Global warming and the land ethic

"A thing is right when it tends to preserve the integrity, stability, and beauty of the biotic community. It is wrong when it tends otherwise."

The above is the basic philosophy of Aldo Leopold's land ethic. Leopold argues that our ethical systems must evolve to take into account the entire community of life, not just other individuals or human society in general.

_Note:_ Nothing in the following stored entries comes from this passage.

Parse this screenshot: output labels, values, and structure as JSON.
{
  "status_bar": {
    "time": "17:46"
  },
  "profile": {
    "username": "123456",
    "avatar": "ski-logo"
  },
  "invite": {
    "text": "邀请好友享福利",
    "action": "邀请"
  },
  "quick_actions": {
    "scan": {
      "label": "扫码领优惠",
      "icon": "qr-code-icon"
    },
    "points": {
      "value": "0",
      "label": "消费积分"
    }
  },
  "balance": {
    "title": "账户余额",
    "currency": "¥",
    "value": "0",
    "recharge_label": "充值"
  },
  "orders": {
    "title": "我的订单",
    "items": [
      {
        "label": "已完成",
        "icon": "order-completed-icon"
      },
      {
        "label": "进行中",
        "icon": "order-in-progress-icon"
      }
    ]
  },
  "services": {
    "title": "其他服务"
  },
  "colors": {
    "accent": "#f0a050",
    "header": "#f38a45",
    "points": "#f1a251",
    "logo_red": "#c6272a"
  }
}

This is the argument Brudaimonia is trying to establish in the Daily KOS about the effects of the global warming:
For global warming, we have to fight our subconscious tendency to only pay attention to localized problems, and consider the effect on the global community. We have to treat a threat to people halfway around the world as a threat to our neighbor or ourselves, because that's what we would want people halfway around the world to do if the threat was to us or our neighbor, especially if we knew that our actions influenced this threat.
And why should you be concerned? Brudaimonia builds a well informative first hand case of Bangladesh being vulnerable to the potential meteorological consequences of global warming. He portrays a scary projection of the fate of Bangladesh if global warming comes true. Take a look at yourself:

"A Look Down the Barrel of the Global Warming Gun"

I love the conclusion:
We can adopt (or cultivate) our own Land Ethic, within ourselves. And if enough of us do this, we might find that we have saved Bangladesh -- not to mention Ethiopia or New Orleans -- from the worst global warming consequences.